2匹の雄マウスから子どもが誕生…人間でも10年以内に男性の細胞から卵子を作ることが可能に?

細胞の顕微鏡写真(左)とマウス(右)。

細胞の顕微鏡写真(左)とマウス(右)。

K. Hayashi/Kyushu University

  • 2匹の雄のマウスから子どもが生まれた。
  • 研究者はオスの細胞から卵子を作ったと学会で述べている。
  • この研究は非常に初期的な段階にあるが、同性パートナーが生物学的な子供を持つことができるという希望を抱かせるものとなっている。

科学者たちは、2匹の父親を持つマウスを作り出したと主張している。この画期的な成果は、いつの日か人間でも再現されるかもしれない。

大阪大学の林克彦教授は、2023年3月8日に開催されたヒトゲノム編集に関する国際サミットで、雄の細胞の染色体をXYからXXに変えたことが、画期的な発見につながったと語った。

そして、XXという雌の染色体を持つようになった細胞から卵母細胞を作り、卵子にまで発達させた。それを受精させて、2匹の生物学的な父親を持つ7匹のマウスを作り出した。

この発見は、まだ他の科学者による実証が行われておらず、開発の初期段階にある。それでももし実証されれば、いつの日か同性カップルが自分たちの実子を持てるようになるかもしれない。

皮膚細胞を雄から雌に変えてできた卵

細胞は柔軟で、適切な刺激によってあるタイプから別のタイプの細胞へと変化させられることが分かっている。

卵子を作るために、科学者たちはXとYの染色体を持つ雄のマウスの皮膚細胞を「多能性幹細胞(どんな種類の細胞にも変化できる細胞)」に変化するようにプログラムし直した。

顕微鏡で見たヒト幹細胞のコロニー。

顕微鏡で見たヒト幹細胞のコロニー。

REUTERS/Alan Trounson/California Institute for Regenerative Medicine/Handout

つまり細胞内のY染色体を取り除き、X染色体を複製して2本のX染色体を持つ細胞に変え、それを卵子にまで発達させたのだ。

「この研究で最も難しかったのは、X染色体を複製することだった。X染色体を複製するシステムの確立には本当に苦労した」と林教授はガーディアンに語っている。

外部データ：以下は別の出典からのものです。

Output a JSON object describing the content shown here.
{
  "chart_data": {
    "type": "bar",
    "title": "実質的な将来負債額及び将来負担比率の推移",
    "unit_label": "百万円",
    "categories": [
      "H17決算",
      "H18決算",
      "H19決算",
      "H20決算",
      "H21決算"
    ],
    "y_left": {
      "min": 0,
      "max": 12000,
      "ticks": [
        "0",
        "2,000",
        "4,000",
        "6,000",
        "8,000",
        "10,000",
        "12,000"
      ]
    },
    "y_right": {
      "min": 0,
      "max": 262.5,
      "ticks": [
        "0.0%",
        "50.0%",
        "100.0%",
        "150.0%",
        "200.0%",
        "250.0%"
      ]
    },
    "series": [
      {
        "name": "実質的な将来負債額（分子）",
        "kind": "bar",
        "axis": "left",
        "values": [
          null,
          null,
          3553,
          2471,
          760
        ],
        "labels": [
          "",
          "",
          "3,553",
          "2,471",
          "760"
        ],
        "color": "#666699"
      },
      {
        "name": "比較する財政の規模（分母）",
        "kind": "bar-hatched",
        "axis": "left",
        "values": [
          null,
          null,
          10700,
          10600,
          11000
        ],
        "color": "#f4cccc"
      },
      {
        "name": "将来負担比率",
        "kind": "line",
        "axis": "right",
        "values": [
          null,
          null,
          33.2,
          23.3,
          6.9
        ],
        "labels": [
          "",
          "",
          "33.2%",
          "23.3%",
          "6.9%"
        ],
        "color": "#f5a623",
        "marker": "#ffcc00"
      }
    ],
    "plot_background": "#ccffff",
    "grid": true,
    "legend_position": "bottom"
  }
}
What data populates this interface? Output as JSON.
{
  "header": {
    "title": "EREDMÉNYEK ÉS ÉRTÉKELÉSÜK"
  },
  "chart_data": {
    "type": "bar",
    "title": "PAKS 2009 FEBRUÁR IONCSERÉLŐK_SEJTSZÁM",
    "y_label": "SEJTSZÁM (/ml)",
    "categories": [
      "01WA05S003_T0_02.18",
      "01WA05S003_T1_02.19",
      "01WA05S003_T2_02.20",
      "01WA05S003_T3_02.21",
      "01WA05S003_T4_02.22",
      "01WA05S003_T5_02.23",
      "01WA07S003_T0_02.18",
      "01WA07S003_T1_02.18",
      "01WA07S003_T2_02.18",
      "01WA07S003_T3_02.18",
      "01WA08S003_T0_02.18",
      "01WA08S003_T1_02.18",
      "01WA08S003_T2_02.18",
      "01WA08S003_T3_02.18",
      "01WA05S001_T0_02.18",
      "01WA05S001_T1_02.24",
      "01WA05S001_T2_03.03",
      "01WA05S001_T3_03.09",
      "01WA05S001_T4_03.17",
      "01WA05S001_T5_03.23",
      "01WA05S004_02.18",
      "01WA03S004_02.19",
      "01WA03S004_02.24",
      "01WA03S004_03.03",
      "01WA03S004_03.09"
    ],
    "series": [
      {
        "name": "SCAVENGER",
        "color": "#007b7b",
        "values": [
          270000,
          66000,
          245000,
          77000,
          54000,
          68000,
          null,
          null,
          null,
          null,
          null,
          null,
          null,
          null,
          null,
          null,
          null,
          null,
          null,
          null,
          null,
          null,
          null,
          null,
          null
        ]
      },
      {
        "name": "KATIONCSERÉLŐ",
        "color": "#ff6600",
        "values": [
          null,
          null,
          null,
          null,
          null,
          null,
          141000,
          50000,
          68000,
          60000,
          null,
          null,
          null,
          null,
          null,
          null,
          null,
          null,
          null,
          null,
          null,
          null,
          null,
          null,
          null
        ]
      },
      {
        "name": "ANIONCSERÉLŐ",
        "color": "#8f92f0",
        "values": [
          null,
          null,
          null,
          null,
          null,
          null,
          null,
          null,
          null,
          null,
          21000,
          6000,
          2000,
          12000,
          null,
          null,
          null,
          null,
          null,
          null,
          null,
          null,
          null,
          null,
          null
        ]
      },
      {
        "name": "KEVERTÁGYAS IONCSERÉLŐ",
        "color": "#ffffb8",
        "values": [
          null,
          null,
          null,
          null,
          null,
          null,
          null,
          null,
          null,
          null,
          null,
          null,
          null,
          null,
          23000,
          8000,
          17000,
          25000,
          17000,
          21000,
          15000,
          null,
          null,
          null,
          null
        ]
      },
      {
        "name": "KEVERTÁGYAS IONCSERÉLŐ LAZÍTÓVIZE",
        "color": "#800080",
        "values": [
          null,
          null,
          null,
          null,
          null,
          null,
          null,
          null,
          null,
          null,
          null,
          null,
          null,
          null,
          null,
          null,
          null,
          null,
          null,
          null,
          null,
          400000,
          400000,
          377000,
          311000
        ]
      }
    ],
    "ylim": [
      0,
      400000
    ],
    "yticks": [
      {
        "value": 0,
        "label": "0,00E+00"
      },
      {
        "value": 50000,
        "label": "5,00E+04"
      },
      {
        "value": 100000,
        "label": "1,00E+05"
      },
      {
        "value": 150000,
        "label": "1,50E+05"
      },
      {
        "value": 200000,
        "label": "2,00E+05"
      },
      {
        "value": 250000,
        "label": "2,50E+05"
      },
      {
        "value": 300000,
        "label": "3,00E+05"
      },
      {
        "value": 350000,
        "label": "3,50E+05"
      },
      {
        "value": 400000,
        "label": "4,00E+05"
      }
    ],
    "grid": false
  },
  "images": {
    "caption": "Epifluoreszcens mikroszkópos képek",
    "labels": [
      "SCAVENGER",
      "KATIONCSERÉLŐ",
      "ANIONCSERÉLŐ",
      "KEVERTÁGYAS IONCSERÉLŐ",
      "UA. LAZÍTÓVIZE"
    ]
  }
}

この技術によって生まれた7匹のマウスの子は、健康そうだったと科学者は述べている。

この技術は10年以内に人間に適用される?

この技術が人間に安全に適用できるようになるには、まだしばらく時間がかかりそうだ。

マウスは人間とかけ離れている。さらにマウスでも受精卵の質はあまり良くない。100個の受精卵のうち、子の誕生につながったのは1個だけだったと林教授はBBCに語っている。

それでも林は楽観的だ。純粋に技術的な観点からすれば、人間の男性の細胞から卵子を作ることは「10年以内に可能」と予測している。

林はBBCの取材に対し、この技術が将来、あらゆる性別の同性パートナーシップに不妊治療の選択肢を提供できるようになることを望んでいると語った。また、この技術は、2本のX染色体のうち1本のX染色体に遺伝的な問題があり、子どもを持てない女性の助けになる可能性もあるという。

ただし、まずは人間に適用しても安全かどうか証明される必要があると注意を促した。

「技術的には可能だ。ただ現段階では、それが安全なのか、社会的に受け入れられるかどうかは分からない」と林は言う。

今回の研究に関わってはいないハーバード大学医学部の学部長ジョージ・デイリー(George Daley)は、この研究は「魅力的」で「刺激的」だが、この技術がすぐに人間の細胞に適用できるかどうかは分からないとBBCに語った。